There is hope, however; while fighting off such a sophisticated approach can be tricky, it's not impossible. There are ways to detect man in the browser malware by looking at web traffic and differentiating between live human web traffic and a browser that's being driven by remote control (or an entire session that's scripted from the outside).

"[A browser] is a very complex little operating environment and there's a runtime engine -- running software written in JavaScript -- that interacts with hardware," says Tiffany. "And there's the DOM [document object model] that has all these methods and objects that relate to the hardware environment of the browser." What Tiffany and the rest of his team found is that whenever a programmatic bridge is built between some instruction set and the DOM, they find evidence of that going in the opposite direction.

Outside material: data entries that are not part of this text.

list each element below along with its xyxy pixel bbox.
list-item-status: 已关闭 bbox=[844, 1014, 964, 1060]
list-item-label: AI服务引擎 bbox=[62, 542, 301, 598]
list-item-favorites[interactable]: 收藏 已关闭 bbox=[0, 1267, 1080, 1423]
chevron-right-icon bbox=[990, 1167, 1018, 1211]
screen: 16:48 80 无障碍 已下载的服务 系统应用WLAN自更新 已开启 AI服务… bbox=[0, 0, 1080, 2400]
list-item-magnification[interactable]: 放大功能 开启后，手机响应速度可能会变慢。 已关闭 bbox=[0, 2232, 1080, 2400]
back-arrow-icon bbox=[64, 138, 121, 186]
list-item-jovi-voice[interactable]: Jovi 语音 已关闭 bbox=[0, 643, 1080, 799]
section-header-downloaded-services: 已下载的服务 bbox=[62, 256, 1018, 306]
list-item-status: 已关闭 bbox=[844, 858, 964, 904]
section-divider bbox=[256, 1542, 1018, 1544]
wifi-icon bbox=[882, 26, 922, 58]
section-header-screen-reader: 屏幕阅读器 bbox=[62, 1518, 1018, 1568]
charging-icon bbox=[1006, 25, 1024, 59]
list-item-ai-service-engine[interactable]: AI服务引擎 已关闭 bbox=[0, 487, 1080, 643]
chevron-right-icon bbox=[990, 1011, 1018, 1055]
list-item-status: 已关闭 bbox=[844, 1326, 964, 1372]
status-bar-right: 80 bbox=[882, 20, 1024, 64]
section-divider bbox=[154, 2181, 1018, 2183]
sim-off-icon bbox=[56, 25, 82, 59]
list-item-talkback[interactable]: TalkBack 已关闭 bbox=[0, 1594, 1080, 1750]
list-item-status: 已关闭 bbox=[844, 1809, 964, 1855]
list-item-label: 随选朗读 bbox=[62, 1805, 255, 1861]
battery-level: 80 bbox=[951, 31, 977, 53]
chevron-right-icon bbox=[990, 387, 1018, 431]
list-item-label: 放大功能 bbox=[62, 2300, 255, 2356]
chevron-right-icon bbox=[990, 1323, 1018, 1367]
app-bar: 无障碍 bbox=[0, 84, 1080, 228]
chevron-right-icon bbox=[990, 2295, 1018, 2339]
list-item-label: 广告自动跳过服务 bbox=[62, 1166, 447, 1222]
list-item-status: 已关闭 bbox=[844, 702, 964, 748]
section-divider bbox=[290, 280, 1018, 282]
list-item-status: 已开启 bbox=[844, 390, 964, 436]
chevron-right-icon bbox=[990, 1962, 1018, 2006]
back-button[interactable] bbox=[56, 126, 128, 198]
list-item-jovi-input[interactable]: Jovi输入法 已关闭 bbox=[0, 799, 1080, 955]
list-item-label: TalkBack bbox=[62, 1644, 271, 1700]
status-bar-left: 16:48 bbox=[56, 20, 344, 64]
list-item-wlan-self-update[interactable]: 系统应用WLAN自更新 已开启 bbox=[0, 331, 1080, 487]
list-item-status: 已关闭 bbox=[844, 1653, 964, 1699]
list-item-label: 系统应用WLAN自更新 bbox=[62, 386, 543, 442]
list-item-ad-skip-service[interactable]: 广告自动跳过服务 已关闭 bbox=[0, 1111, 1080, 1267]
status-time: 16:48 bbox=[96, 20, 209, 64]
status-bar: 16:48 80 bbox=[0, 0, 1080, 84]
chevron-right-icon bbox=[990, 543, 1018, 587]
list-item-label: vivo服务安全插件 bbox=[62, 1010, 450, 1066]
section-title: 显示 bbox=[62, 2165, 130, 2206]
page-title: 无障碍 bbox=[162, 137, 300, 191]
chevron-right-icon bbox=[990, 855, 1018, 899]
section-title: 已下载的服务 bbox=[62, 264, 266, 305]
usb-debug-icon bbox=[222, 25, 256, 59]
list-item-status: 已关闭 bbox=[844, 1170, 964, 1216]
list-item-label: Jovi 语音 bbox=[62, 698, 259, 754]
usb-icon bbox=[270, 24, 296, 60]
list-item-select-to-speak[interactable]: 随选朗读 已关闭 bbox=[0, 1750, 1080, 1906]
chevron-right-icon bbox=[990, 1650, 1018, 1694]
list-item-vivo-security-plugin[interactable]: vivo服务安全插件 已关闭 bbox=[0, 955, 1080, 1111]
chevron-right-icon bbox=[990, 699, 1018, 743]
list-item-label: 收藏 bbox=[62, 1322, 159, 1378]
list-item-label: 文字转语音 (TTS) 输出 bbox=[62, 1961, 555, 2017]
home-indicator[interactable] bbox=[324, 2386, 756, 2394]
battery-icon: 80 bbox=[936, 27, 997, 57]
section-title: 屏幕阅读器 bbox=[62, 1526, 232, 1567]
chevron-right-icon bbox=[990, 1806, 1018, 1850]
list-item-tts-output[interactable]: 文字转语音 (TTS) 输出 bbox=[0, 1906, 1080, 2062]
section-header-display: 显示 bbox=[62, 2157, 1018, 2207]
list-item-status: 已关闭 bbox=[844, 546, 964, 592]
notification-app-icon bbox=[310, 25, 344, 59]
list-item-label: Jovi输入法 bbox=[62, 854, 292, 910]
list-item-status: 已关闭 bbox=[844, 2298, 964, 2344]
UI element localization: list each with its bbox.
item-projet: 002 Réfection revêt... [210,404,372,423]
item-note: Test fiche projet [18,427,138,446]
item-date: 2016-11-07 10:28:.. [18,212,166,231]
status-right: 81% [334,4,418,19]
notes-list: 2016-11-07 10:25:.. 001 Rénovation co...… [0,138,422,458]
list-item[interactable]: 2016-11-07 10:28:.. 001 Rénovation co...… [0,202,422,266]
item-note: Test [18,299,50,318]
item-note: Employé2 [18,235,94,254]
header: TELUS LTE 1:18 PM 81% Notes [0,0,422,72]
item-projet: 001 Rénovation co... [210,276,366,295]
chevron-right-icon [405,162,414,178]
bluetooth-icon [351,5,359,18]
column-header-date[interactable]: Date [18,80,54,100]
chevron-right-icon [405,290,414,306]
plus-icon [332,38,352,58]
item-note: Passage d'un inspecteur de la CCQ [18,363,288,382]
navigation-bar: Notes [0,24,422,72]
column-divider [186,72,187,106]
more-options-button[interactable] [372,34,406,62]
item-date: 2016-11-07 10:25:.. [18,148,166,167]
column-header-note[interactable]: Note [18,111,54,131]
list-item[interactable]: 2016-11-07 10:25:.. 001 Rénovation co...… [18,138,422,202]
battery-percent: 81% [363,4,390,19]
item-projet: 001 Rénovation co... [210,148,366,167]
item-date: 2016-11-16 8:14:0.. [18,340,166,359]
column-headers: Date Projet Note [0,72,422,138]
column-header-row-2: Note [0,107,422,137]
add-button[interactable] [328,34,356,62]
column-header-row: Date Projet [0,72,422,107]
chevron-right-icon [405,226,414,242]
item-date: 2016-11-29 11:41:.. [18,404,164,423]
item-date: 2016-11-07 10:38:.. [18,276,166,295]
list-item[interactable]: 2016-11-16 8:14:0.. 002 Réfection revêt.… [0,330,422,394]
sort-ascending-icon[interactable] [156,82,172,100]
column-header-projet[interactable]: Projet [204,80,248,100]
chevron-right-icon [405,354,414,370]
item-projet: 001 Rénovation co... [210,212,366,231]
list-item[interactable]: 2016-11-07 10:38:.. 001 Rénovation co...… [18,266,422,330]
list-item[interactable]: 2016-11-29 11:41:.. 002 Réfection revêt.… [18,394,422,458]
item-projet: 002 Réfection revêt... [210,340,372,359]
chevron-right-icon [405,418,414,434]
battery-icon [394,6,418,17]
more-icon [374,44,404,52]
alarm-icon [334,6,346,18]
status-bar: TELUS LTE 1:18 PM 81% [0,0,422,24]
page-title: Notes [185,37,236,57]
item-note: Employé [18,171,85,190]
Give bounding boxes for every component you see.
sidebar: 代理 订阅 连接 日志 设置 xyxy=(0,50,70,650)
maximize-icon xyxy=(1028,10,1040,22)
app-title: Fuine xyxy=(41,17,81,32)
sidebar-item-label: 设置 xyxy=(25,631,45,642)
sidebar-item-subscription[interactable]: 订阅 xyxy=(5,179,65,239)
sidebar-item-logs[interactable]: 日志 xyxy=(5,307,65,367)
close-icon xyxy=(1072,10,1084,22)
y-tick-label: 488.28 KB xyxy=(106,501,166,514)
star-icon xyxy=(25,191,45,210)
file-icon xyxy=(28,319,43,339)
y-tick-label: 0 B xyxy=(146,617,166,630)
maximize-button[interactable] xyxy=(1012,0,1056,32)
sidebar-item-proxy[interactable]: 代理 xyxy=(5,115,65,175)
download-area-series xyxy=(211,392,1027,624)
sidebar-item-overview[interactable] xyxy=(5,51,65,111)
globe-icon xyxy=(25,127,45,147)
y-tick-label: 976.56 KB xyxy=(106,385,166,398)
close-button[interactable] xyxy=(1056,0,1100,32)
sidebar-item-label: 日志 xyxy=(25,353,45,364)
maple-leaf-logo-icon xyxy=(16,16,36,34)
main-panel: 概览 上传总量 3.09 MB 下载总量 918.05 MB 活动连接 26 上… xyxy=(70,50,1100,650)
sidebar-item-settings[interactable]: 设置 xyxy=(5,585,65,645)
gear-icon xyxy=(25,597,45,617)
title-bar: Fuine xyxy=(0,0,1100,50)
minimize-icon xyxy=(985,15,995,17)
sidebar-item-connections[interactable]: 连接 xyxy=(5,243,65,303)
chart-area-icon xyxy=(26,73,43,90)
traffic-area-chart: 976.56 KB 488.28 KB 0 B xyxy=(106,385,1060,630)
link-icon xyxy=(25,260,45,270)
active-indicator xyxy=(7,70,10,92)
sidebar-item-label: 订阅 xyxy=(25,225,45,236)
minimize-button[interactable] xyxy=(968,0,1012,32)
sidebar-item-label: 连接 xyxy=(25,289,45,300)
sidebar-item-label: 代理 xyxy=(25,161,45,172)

"So if you're in the DOM, we can find out that programmatic bridge stomps on that part of the environment," says Tiffany. "The JavaScript runtime environment is different when it's being stepped on in some way."

Techniques to detect these differences don't have to be static, since there are so many subtle ways in which the environment changes when it's remotely controlled. "We have a very huge parameter base and we can cycle through detection techniques fairly quickly," says Tiffany. "We burn techniques and move on."

And this is done in plain sight, though the system doesn't leak any success/fail information back to the adversary. No matter what, either the attempt succeeds or fails -- either they get the money or they don't -- but they have to play round two to know if they won round one.

"They can see our server, they know we're involved, but they can't tell if they got it right or if they duped us," says Tiffany. "Everyone agrees that there's too much attack surface in the browser. Our big insight is that we can use this property against our adversaries: if we can't protect it, neither can they."